A program to reduce truancy in Fresno Unified School District is expected to be approved by Fresno County supervisors on Tuesday.
The program, which was supported by Fresno Unified School District trustees in August, already is underway, said Stephen Wright, an assistant Fresno County district attorney.
The 10-month program allows for appointment of a deputy district attorney at a cost of $143,884, paid for with a grant from Fresno Unified School District. The program includes employee training, meetings with parents and students, letters to families and prosecution, if necessary.
State records indicate that Fresno County had among the highest elementary school truancy rates in the state, with nearly 27 percent of students labeled as truant during the 2013-14 school year – a 5 percent increase from the prior year.
Under state law, students are considered truant if they have three unexcused absences or are at least 30 minutes tardy three times in a school year. A report last month by the state attorney general said that students who miss school are more likely to struggle academically and eventually drop out.
In Fresno Unified, nearly 42,500 students were considered truant during the 2013-14 school year – more than half of all students.
The state attorney general’s report said more than 230,000 elementary students in California missed 18 or more days of school last year. The report only tracks student attendance up to the fifth grade.
Early on, we will start with intervention by meeting with parents about the negative effects of your children not going to school.
Stephen Wright, assistant district attorney, Fresno County
The goal of the program is to alert parents to the dangers of truancy, such as juvenile crime and drug abuse.
“Early on, we will start with intervention by meeting with parents about the negative effects of your children not going to school,” Wright said.
If students continue to miss school, the alternatives are prosecution and arrest for parents and guardians.
“Hopefully,” he said, “it doesn’t get to that point.”
Supervisor Henry R. Perea said the program is a positive way for the county to partner with schools.
“We know schools can’t do it alone and we can’t do it alone,” he said. “Maybe working together, it will impact families in a positive way.”
A similar four-year truancy program that paid for a deputy district attorney ended in 2002.

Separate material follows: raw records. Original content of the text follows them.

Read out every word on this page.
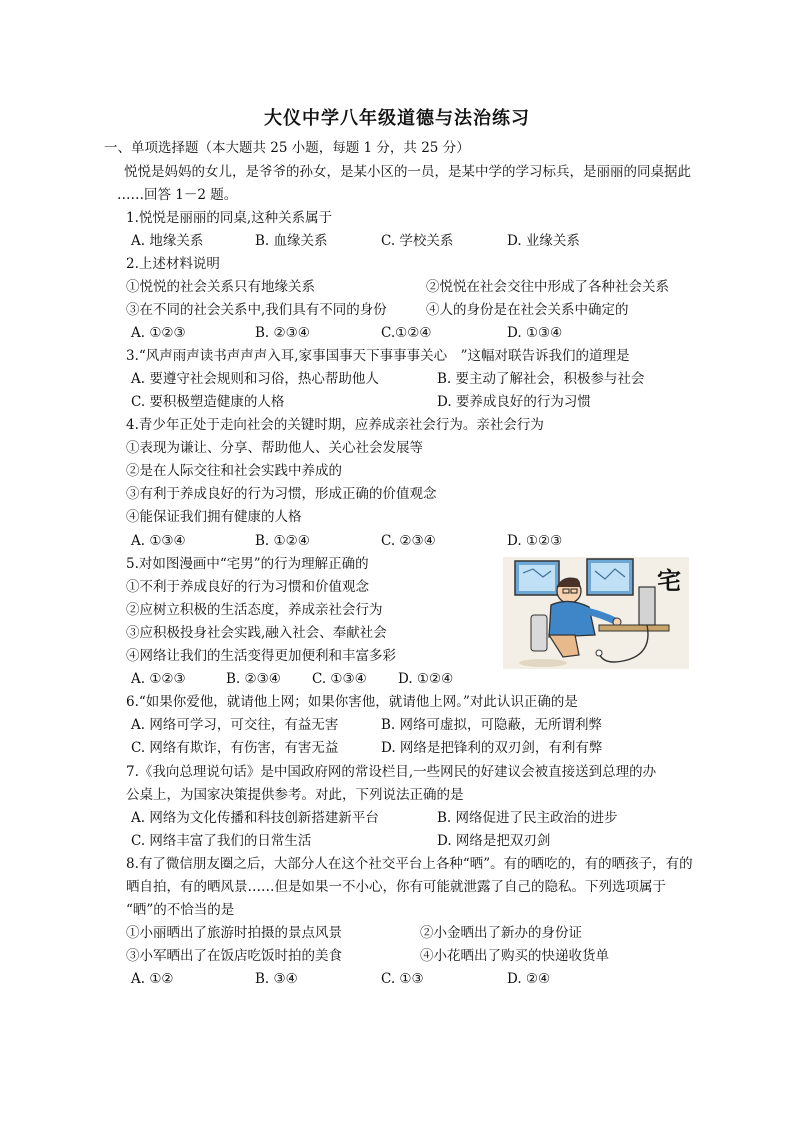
大仪中学八年级道德与法治练习
一、单项选择题（本大题共 25 小题，每题 1 分，共 25 分）
悦悦是妈妈的女儿，是爷爷的孙女，是某小区的一员，是某中学的学习标兵，是丽丽的同桌据此
……回答 1－2 题。
1.悦悦是丽丽的同桌,这种关系属于
A. 地缘关系	B. 血缘关系	C. 学校关系	D. 业缘关系
2.上述材料说明
①悦悦的社会关系只有地缘关系	②悦悦在社会交往中形成了各种社会关系
③在不同的社会关系中,我们具有不同的身份	④人的身份是在社会关系中确定的
A. ①②③	B. ②③④	C.①②④	D. ①③④
3.“风声雨声读书声声声入耳,家事国事天下事事事关心　”这幅对联告诉我们的道理是
A. 要遵守社会规则和习俗，热心帮助他人	B. 要主动了解社会，积极参与社会
C. 要积极塑造健康的人格	D. 要养成良好的行为习惯
4.青少年正处于走向社会的关键时期，应养成亲社会行为。亲社会行为
①表现为谦让、分享、帮助他人、关心社会发展等
②是在人际交往和社会实践中养成的
③有利于养成良好的行为习惯，形成正确的价值观念
④能保证我们拥有健康的人格
A. ①③④	B. ①②④	C. ②③④	D. ①②③
5.对如图漫画中“宅男”的行为理解正确的
①不利于养成良好的行为习惯和价值观念
②应树立积极的生活态度，养成亲社会行为
③应积极投身社会实践,融入社会、奉献社会
④网络让我们的生活变得更加便利和丰富多彩
A. ①②③	B. ②③④ C. ①③④ D. ①②④
宅
6.“如果你爱他，就请他上网；如果你害他，就请他上网。”对此认识正确的是
A. 网络可学习，可交往，有益无害	B. 网络可虚拟，可隐蔽，无所谓利弊
C. 网络有欺诈，有伤害，有害无益	D. 网络是把锋利的双刃剑，有利有弊
7.《我向总理说句话》是中国政府网的常设栏目,一些网民的好建议会被直接送到总理的办
公桌上，为国家决策提供参考。对此，下列说法正确的是
A. 网络为文化传播和科技创新搭建新平台	B. 网络促进了民主政治的进步
C. 网络丰富了我们的日常生活	D. 网络是把双刃剑
8.有了微信朋友圈之后，大部分人在这个社交平台上各种“晒”。有的晒吃的，有的晒孩子，有的
晒自拍，有的晒风景……但是如果一不小心，你有可能就泄露了自己的隐私。下列选项属于
“晒”的不恰当的是
①小丽晒出了旅游时拍摄的景点风景	②小金晒出了新办的身份证
③小军晒出了在饭店吃饭时拍的美食	④小花晒出了购买的快递收货单
A. ①②	B. ③④	C. ①③	D. ②④
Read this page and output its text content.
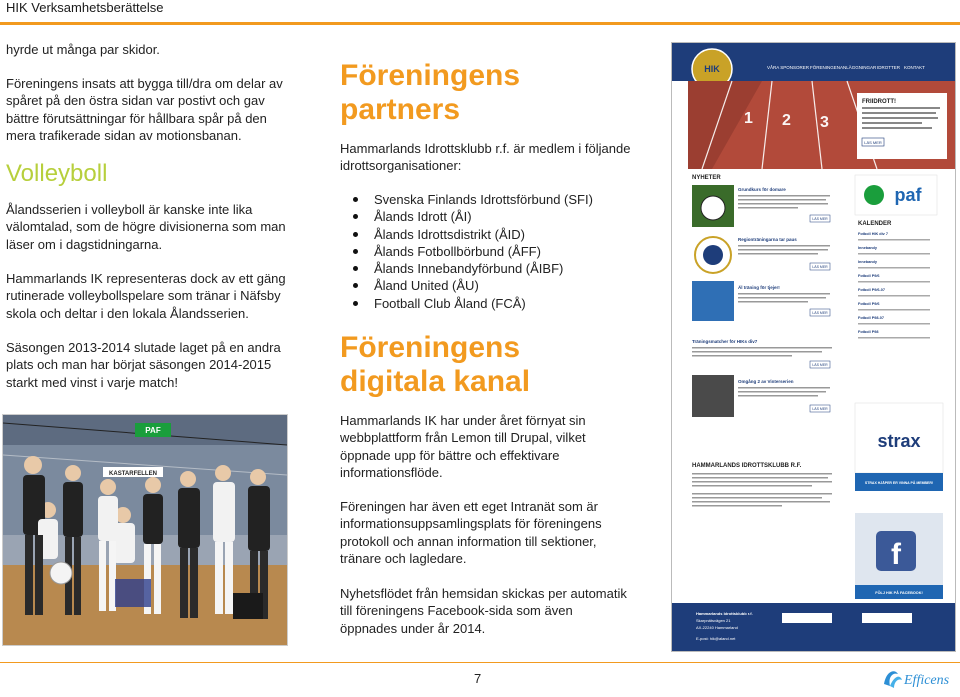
HIK Verksamhetsberättelse

hyrde ut många par skidor.

Föreningens insats att bygga till/dra om delar av
spåret på den östra sidan var postivt och gav
bättre förutsättningar för hållbara spår på den
mera trafikerade sidan av motionsbanan.

Volleyboll

Ålandsserien i volleyboll är kanske inte lika
välomtalad, som de högre divisionerna som man
läser om i dagstidningarna.

Hammarlands IK representeras dock av ett gäng
rutinerade volleybollspelare som tränar i Näfsby
skola och deltar i den lokala Ålandsserien.

Säsongen 2013-2014 slutade laget på en andra
plats och man har börjat säsongen 2014-2015
starkt med vinst i varje match!

PAF
KASTARFELLEN
Föreningens
partners

Hammarlands Idrottsklubb r.f. är medlem i följande
idrottsorganisationer:

Svenska Finlands Idrottsförbund (SFI)
Ålands Idrott (ÅI)
Ålands Idrottsdistrikt (ÅID)
Ålands Fotbollbörbund (ÅFF)
Ålands Innebandyförbund (ÅIBF)
Åland United (ÅU)
Football Club Åland (FCÅ)
Föreningens
digitala kanal

Hammarlands IK har under året förnyat sin
webbplattform från Lemon till Drupal, vilket
öppnade upp för bättre och effektivare
informationsflöde.

Föreningen har även ett eget Intranät som är
informationsuppsamlingsplats för föreningens
protokoll och annan information till sektioner,
tränare och lagledare.

Nyhetsflödet från hemsidan skickas per automatik
till föreningens Facebook-sida som även
öppnades under år 2014.

HIK	VÅRA SPONSORER FÖRENINGEN ANLÄGGNINGAR IDROTTER KONTAKT
1 2 3
FRIIDROTT!
LÄS MER
NYHETER
Grundkurs för domare
LÄS MER
Regionträningarna tar paus
LÄS MER
Äl träning för tjejer!
LÄS MER
Träningsmatcher för HIKs div7
LÄS MER
Omgång 2 av Vinterserien
LÄS MER
paf
KALENDER
Fotboll HIK div 7
Innebandy
Innebandy
Fotboll P9/6
Fotboll P9/6-07
Fotboll P9/6
Fotboll P98-07
Fotboll P98
strax
STRAX HJÄPER ER VINNA PÅ MEMBER!
f
FÖLJ HIK PÅ FACEBOOK!
HAMMARLANDS IDROTTSKLUBB R.F.
Hammarlands Idrottsklubb r.f.
Skarpnätsvägen 21
AX-22240 Hammarland
E-post: hik@aland.net
7	Efficens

Supervisors also will consider an agreement with the Fresno County Superintendent of Schools for the Truancy Intervention Program to reduce truancy in schools around the county. The superintendent of schools will provide $137,067 and the county will chip in $64,368 in state Juvenile Justice Crime Prevention Act funding for the program.
Raising cap on pot cases
In other matters, supervisors will consider increasing the financial cap for legal actions related to the supervisors’ ban on medical marijuana cultivation, which started in early 2014. Supervisors placed a $210,000 cap on legal expenses, but the cap will rise to $550,000 if supervisors approve a proposal on Tuesday.
The county already has paid $220,000 under the previously approved cap and owes another $135,000 to Best, Best & Krieger, the law firm retained for individual legal cases.
The county fines residents with medical marijuana at a rate of $1,000 per plant after sheriff’s deputies issue citations. The county has dismissed some cases while others are in Fresno County Superior Court or at some point in the legal process.